Today, we went for a game drive around Dinokeng. I was reminded of driving in 4x4s on the farm. It brought back so many memories of Dad and I missed him so much. Then, later in the day, I saw a post Carl had put on Facebook of a photo of Mum. There were some lovely comments from different people, saying how lovely she was and how much they miss her. That opened the floodgates.
I miss both of them so much. I still can’t actually compute that Mum has gone.
I still seem to miss her most when I am physically most distant from where she has ever been with me. It’s as though I just want to phone her to tell her about where I am and what I am doing. In Joburg, at the farm, in Sedge, it’s more that she seems to be in the next room. Here, for example, she feels distant because I have no memory of her being here with me, so I want desperately to be able to tell her all about it.
I know she’s here with me and I know she knows, but I just want to be able to talk to her.
Today I also find the thought of the whole cancer thing as some kind of strange memory that may have happened to someone else.
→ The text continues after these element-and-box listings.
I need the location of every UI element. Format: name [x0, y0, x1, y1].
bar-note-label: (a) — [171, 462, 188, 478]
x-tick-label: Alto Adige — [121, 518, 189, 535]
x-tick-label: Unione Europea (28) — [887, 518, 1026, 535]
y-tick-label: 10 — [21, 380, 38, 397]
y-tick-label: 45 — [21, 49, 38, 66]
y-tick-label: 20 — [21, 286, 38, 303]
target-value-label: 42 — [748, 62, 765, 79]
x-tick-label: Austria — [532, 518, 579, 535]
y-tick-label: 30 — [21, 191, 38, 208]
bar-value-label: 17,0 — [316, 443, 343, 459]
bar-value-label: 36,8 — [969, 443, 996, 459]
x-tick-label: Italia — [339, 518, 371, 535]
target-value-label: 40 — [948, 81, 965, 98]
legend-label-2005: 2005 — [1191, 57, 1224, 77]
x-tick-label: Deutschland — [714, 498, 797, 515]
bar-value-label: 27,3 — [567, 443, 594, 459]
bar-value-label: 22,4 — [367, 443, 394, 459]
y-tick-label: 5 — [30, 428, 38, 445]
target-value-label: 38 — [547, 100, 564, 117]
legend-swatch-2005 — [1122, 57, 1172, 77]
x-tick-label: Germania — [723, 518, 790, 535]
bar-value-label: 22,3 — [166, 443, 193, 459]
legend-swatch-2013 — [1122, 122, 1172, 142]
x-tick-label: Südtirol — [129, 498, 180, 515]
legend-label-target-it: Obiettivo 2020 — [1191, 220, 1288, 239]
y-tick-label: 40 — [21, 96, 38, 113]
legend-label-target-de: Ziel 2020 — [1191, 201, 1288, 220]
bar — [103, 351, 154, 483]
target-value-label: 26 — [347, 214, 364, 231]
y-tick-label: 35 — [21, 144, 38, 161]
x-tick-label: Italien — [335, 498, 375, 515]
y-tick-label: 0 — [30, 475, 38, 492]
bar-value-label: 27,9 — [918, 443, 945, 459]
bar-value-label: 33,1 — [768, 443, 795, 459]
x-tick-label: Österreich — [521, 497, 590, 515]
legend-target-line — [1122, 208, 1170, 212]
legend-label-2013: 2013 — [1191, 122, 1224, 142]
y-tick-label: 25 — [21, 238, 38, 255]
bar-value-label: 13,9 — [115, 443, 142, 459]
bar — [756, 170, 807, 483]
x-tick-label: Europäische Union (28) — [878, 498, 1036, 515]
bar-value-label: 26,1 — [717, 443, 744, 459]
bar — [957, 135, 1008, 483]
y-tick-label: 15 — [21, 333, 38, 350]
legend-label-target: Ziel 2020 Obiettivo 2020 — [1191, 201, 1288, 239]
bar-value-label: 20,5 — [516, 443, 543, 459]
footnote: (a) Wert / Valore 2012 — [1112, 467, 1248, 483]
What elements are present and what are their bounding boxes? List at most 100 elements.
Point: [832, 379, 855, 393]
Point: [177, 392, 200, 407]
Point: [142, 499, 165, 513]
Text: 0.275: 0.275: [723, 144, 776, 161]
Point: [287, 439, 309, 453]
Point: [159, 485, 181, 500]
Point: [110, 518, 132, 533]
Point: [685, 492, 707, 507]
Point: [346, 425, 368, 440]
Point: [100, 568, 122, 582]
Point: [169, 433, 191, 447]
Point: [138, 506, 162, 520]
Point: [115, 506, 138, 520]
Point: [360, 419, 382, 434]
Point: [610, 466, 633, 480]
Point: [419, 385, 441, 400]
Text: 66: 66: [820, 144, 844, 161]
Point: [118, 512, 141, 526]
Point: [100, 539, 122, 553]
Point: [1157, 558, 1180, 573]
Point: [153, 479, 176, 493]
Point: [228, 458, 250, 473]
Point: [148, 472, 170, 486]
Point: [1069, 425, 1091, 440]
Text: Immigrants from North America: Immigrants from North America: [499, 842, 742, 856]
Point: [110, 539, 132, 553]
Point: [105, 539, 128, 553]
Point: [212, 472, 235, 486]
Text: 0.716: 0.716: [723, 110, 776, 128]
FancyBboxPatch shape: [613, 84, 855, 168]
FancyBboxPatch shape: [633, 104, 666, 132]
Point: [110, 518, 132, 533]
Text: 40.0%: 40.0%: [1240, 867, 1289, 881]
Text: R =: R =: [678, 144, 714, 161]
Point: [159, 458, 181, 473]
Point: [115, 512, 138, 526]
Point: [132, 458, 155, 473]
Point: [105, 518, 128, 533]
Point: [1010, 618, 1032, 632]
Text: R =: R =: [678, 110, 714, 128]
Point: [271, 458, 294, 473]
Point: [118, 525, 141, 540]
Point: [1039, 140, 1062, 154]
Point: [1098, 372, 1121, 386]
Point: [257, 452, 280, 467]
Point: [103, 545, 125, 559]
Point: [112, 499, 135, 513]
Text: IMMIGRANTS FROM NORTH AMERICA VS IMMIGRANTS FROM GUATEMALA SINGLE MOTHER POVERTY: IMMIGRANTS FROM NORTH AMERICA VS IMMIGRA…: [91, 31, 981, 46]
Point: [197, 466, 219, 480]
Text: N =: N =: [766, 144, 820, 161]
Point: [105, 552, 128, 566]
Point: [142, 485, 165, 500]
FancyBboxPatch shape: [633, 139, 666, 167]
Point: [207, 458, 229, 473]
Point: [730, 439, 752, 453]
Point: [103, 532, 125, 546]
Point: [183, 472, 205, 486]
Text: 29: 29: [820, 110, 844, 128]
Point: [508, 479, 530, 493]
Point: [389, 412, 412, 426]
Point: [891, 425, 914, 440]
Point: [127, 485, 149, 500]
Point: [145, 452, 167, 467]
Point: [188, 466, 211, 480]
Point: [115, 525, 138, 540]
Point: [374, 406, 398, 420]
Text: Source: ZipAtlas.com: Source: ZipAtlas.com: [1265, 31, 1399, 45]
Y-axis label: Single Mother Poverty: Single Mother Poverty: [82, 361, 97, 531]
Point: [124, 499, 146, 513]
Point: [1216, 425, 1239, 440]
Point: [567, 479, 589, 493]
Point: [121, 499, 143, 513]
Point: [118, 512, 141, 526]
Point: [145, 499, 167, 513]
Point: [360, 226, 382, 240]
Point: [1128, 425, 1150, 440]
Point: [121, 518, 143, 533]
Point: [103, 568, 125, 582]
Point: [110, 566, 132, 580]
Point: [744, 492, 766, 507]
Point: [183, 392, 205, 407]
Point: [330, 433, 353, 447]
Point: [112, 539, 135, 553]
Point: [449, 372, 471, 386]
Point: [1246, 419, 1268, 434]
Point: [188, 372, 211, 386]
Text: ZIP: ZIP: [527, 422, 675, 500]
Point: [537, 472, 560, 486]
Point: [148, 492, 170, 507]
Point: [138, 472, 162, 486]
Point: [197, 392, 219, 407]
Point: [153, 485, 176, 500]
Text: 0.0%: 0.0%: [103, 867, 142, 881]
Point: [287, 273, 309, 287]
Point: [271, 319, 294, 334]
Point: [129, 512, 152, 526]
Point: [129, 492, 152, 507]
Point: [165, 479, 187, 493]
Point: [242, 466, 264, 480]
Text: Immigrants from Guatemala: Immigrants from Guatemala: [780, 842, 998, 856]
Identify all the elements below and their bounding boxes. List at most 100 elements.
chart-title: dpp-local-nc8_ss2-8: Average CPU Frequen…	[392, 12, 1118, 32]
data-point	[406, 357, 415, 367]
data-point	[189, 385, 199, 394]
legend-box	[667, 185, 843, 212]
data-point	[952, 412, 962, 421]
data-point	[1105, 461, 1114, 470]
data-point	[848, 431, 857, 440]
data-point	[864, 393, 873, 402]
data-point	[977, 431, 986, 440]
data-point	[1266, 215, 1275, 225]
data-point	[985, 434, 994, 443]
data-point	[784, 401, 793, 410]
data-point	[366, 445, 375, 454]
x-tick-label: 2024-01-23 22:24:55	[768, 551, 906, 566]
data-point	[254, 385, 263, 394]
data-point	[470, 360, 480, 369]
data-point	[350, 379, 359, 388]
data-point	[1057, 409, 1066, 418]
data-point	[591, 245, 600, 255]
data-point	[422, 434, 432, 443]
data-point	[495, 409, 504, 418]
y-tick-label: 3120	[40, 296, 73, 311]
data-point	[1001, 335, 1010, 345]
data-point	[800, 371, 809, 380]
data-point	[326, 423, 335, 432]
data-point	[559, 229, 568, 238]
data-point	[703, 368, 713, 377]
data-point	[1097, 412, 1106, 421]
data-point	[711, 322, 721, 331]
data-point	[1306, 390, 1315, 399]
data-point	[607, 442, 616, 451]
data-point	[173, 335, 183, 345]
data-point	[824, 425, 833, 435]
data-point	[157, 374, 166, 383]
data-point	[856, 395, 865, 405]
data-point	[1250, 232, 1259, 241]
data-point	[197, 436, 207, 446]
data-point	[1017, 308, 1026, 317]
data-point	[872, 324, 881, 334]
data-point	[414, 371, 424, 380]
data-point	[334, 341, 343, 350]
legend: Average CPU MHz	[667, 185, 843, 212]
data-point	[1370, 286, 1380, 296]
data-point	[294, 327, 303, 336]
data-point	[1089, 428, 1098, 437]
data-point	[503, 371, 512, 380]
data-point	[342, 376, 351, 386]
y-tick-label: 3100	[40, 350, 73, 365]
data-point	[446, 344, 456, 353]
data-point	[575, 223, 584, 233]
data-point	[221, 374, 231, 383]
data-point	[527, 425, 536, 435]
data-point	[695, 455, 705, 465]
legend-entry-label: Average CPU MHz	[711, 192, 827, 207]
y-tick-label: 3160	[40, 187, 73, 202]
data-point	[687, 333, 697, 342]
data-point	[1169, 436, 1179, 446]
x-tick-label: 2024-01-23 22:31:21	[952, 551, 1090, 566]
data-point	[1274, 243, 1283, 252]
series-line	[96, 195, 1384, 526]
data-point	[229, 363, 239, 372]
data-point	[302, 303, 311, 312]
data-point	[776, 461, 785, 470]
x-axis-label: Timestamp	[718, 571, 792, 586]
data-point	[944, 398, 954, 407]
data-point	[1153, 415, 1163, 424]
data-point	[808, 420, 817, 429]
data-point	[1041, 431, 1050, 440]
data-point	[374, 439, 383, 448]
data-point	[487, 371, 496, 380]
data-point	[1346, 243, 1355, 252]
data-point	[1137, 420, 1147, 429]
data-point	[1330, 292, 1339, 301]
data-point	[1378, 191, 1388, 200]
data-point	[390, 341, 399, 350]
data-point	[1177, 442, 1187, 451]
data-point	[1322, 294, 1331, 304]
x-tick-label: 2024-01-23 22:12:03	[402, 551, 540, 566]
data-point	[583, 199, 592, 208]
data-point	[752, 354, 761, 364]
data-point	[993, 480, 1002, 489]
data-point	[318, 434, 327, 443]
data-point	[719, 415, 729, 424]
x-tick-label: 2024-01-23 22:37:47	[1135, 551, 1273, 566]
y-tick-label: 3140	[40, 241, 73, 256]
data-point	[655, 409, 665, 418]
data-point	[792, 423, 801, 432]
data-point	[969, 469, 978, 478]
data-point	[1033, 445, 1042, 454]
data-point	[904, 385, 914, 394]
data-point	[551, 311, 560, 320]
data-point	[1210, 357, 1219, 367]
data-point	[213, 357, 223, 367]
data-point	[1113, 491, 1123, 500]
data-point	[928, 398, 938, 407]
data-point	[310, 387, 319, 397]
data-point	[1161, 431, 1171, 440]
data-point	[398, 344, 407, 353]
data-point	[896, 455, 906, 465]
Or to me in another timeframe. So strange, to be the ‘victim’, but to feel so removed.
Maybe this is a way my psyche has of healing itself. Maybe it’s just the ability we all have to move on, as there are other things that happen and so many other demands in life.
Moving on is what happens all the time. We all have our own pace of moving, though, and we have to learn to allow ourselves to be taken along on the ride.